This month marks the third anniversary of the passing of a great Novocastrian.
Margaret Henry’s death from pancreatic cancer on 9 September 2015 at the age of 81 left a gaping hole in Newcastle’s public life and in this city’s progressive social change movement.
Margaret and I were close friends, and in preparing to introduce the inaugural Margaret Henry Memorial Lecture, delivered by prominent Novocastrian and founder of Renew Newcastle, Marcus Westbury, on 12 September, I’ve had the opportunity to reflect again on her legacy to our city.
Margaret’s six decades of activism reflected her passion, commitment and care for people with disabilities, Indigenous issues, women’s rights, built heritage, history, and arts and culture.
Margaret’s contribution to Newcastle was recognised when she was posthumously made a Freeman of the City, Newcastle’s highest civic honour, in January 2016.
Forthright to a fault, Margaret could be – and often was - brutally blunt and never shirked controversy; if you ever left her wondering what she thought about someone or something, you just weren’t listening.
This trait, and the usual reproval and acrimony that is the burden of those who speak truth to power, earned Margaret many enemies and detractors, who were quick to brand her with derogatory labels like “whinger” or “naysayer”.
In fact, much of Margaret’s personal life was spent helping people who had fallen on hard-times in various ways, and there’s no shortage of heartfelt testimonials from grateful recipients of her care and kindness, which often changed people’s lives.
These aren’t the stuff of news, but those who knew her best were well aware of this side of Margaret.
Margaret’s public life also involved helping people, whether in the form of shepherding through Newcastle Council’s disability access initiatives, or helping out Young People’s Theatre after fire gutted their building 1995, or the many other positive social and environmental initiatives for which she was partly or mostly responsible during her two terms as a Newcastle councillor, and in her many other roles in local community-based organisations over six decades.
But it is true that much of Margaret’s activist life was spent trying to prevent bad things from happening.
Margaret was no Pollyanna; she had a finely-tuned and well-practiced sense of outrage, and if something looked like it might happen that she thought shouldn’t, she was right there.
From the destruction of heritage buildings in the aftermath of the 1989 Newcastle earthquake, to the more recent controversies of the Laman St trees in 2012 and the destruction of our railway line , Margaret was a sentinel of the city, ready to spring into action when needed.

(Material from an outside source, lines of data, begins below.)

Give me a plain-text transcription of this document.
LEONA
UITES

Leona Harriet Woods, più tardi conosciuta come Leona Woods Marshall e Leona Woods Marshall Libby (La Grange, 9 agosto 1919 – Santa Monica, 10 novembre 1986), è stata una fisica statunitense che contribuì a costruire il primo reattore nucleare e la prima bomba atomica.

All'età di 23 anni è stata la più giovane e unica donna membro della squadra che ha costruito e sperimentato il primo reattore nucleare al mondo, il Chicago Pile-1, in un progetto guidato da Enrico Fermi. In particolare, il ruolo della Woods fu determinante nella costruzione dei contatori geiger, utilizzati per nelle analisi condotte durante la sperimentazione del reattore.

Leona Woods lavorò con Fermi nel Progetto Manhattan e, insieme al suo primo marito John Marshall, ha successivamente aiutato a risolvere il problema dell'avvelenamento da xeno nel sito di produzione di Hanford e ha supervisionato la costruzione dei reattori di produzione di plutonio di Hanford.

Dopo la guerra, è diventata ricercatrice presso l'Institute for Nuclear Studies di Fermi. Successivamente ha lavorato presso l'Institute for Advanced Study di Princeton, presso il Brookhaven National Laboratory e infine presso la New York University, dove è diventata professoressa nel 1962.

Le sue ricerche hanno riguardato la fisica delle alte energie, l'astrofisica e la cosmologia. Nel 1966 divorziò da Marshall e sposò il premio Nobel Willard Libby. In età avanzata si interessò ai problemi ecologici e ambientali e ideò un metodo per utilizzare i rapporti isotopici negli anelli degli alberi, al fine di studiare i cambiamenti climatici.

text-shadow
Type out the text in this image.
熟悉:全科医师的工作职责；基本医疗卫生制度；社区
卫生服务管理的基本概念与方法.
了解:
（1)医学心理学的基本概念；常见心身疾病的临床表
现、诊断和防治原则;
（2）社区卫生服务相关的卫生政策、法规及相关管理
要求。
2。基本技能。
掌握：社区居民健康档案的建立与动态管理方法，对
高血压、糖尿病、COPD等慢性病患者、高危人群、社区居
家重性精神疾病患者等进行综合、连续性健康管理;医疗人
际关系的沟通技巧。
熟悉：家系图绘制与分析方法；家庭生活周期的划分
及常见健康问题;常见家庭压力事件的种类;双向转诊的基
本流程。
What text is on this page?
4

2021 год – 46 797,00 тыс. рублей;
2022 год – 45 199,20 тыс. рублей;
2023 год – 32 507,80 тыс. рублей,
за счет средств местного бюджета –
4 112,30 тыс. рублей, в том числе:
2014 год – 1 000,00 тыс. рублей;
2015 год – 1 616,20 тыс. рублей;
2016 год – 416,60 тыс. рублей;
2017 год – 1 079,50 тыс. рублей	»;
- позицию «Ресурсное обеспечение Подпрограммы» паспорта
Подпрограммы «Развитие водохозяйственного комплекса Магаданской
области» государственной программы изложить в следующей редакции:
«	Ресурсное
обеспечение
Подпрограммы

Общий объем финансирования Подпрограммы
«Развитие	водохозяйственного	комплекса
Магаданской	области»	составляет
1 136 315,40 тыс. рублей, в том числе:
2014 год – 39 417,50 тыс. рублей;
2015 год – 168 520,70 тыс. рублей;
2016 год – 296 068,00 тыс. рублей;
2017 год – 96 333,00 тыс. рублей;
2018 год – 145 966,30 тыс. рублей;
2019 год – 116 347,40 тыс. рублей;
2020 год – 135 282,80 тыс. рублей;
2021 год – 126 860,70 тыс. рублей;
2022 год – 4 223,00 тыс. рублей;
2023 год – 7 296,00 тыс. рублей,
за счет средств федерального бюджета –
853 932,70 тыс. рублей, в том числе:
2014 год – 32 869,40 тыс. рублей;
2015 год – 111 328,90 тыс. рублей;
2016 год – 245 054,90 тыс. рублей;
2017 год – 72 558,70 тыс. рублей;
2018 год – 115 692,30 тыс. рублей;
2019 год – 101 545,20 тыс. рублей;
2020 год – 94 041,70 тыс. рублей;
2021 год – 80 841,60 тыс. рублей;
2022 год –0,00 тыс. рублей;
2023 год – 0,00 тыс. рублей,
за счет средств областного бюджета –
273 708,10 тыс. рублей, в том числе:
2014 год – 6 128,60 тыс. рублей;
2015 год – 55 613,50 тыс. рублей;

In the early ‘90s Margaret founded Save Our Rail, which for more than two decades valiantly withstood the relentless campaign by local vested interests to cut the Newcastle rail line, before it was sacrificed at the altar of vested interest by a captive and incompetent state government under the guise of “revitalisation”, amid reams of dodgy documents, corrupted processes, and cash-filled yellow envelopes to local politicians.
Margaret took her outrage about this to her grave, and I have no doubt that she’s rolling in it right now about what’s happened since.
Margaret was a strong believer in government and democracy.
By all measures, people’s faith in the institutions of government around the world is currently at seriously low levels, and this disillusionment is both the cause and the symptom of a pervasive crisis in democracy itself.
This finds its expression in many different ways, from Brexit to the election of people like Donald Trump who are demonstrably unfit for public office, and to the tacit - or even active - support for the appallingly inhumane treatment by governments (including our own) against refugees, in open defiance of their human rights, one of the supposed foundations of modern democracy.
At the local level, it’s reflected in matters such as the failure of Newcastle’s Labor dominated council to implement election commitments to improve community participation, and in the council’s recent decision to adopt a confidential proposal to shift council meetings from City Hall to the new City Administration building without any community consultation.
Some of these things hadn't happened when Margaret was with us, but it's not hard for those of us who knew her to imagine how she would have responded in these cases.
I can just imagine the outrage that Margaret would have felt if she’d been around when the news broke that Newcastle Council officers had negotiated a formal agreement with the Supercars organisation to prevent elected councillors from accessing information in the council’s contract with Supercars, and at the apparent failure of the elected council to do anything about this even after this was known.
Margaret knew the value of dissent in a healthy democracy, and her outrage about such matters would have spurred her to action.
Another of Margaret’s characteristics that her close friends came to know, is that she could have a devilish sense of humour.
I fancy that Margaret would have shared a hearty laugh at the ironic appropriateness of the acronym that has emerged from Newcastle Council’s recent rebranding from “Newcastle City Council” to a name (to quote the Council’s public statement) “befitting the city’s stunning revitalisation”: City of Newcastle.
Stunning indeed. Margaret would have dined out on that one for a long time.